IFRS 15 - Revenue from Contracts with Customers

At last! Between the publication in December 2008 of the Discussion Paper on Revenue Recognition, and the arrival of IFRS 15 at the end of May 2014, nearly five and a half years have passed.

Keywords: Mazars, Thailand, Accounting, US GAAP, IASB, FASB, Revenue, IFRS 15, IFRIC 13, IFRS 11, IAS 18, IAS 11, IFRIC 18, SIC 31

 22 July 2014

During this period, two exposure drafts were published (June 2010 and November 2011), and it took 30 months’ work to move from the second exposure draft to the final joint standard with the US GAAP.

Despite this delay in publishing the standard, the mandatory application date is still 1 January 2017. Let us hope that this period will be sufficient for the Transition Resource Group, set up jointly by the IASB and the FASB, to identify and analyse any application difficulties that IFRS 15 may pose. Recent experience of the standards on consolidation – IFRS 11 in particular - that are currently dominating the agenda of the IFRS Interpretations Committee has shown the importance of dealing with application problems at an early stage.

Overview of IFRS 15

On 28 May 2014, the IASB and the FASB published a new converged standard on revenue recognition. This publication is the culmination of years of work. The aim is to provide entities using IFRSs with a more robust and comprehensive standard covering all transactions, even the most complex, without further need to consult another body of standards or to develop interpretation guidance. The boards have also sought to enhance the relevance of disclosures.

IFRS 15 (ASU 2014-09 in the US) sets out the revenue recognition principles applicable to all contracts with customers (except leases, insurance contracts and contracts covered by the standards on financial instruments). In practice, IFRS 15 replaces IAS 18 on revenue and IAS 11 on construction contracts (and all the linked interpretations: IFRIC 13, IFRIC 15, IFRIC 18 and SIC 31).

IFRS 15 clarifies when an entity must recognise revenue, and for what amount. The standard uses a five-step model:

  • Step 1: Identify the contract with the customer;
  • Step 2: Identify the separate performance obligations in the contract;
  • Step 3: Determine the transaction price of the contract;
  • Step 4: Allocate the transaction price to the separate performance obligations; and
  • Step 5: Recognise the revenue when (or as) a performance obligation is satisfied.

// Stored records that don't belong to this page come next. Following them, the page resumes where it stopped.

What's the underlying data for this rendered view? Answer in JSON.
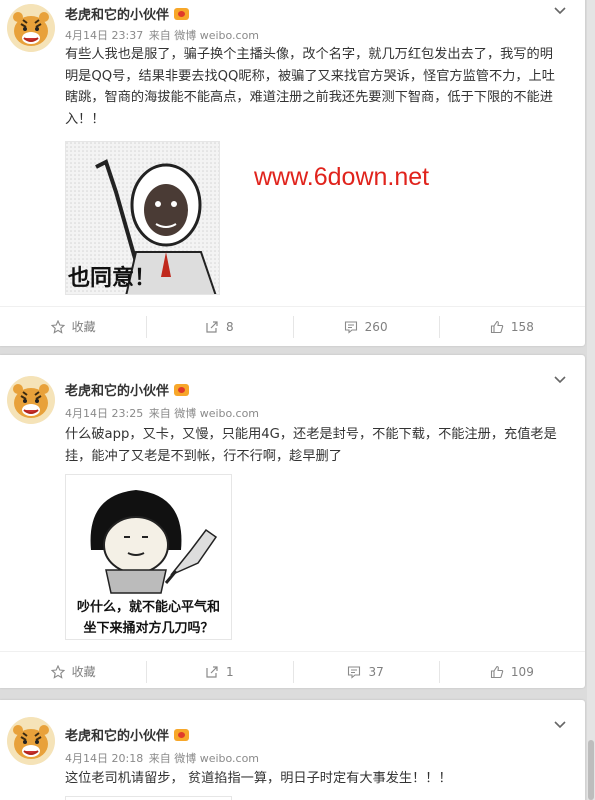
{
  "posts": [
    {
      "user": "老虎和它的小伙伴",
      "time": "4月14日 23:37",
      "source": "来自 微博 weibo.com",
      "text": "有些人我也是服了，骗子换个主播头像，改个名字，就几万红包发出去了，我写的明明是QQ号，结果非要去找QQ昵称，被骗了又来找官方哭诉，怪官方监管不力，上吐瞎跳，智商的海拔能不能高点，难道注册之前我还先要测下智商，低于下限的不能进入！！",
      "image_caption": "也同意！",
      "actions": {
        "favorite": "收藏",
        "forward": "8",
        "comment": "260",
        "like": "158"
      }
    },
    {
      "user": "老虎和它的小伙伴",
      "time": "4月14日 23:25",
      "source": "来自 微博 weibo.com",
      "text": "什么破app，又卡，又慢，只能用4G，还老是封号，不能下载，不能注册，充值老是挂，能冲了又老是不到帐，行不行啊，趁早删了",
      "image_caption_line1": "吵什么，就不能心平气和",
      "image_caption_line2": "坐下来捅对方几刀吗？",
      "actions": {
        "favorite": "收藏",
        "forward": "1",
        "comment": "37",
        "like": "109"
      }
    },
    {
      "user": "老虎和它的小伙伴",
      "time": "4月14日 20:18",
      "source": "来自 微博 weibo.com",
      "text": "这位老司机请留步， 贫道掐指一算，明日子时定有大事发生！！！"
    }
  ],
  "watermark": "www.6down.net",
  "icons": [
    "avatar-tiger",
    "vip-crown-icon",
    "chevron-down-icon",
    "star-icon",
    "forward-icon",
    "comment-icon",
    "thumbs-up-icon"
  ],
  "colors": {
    "background": "#dcdcdc",
    "card": "#ffffff",
    "meta": "#8a8a8a",
    "watermark": "#e0231c",
    "vip": "#f7a72a"
  }
}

Application guidance (covering issues such as performance obligations satisfied over time, or sales with a right of return), is appended to IFRS 15, and illustrative examples are also provided.

IFRS 15 will be of mandatory application for reporting periods beginning on or after 1 January 2017, subject to endorsement by the European Union. Earlier application is permitted. The transitional provisions state that initial application should be retrospective, but with significant reliefs where entities elect to recognise the impact of the change of method at 1 January 2017 for contracts that are not completed contracts at that date (i.e. no restatement of the comparative periods presented in such a case).

Mazars will shortly publish an analysis of the main provisions of IFRS 15 and an overview of the significant anticipated impacts.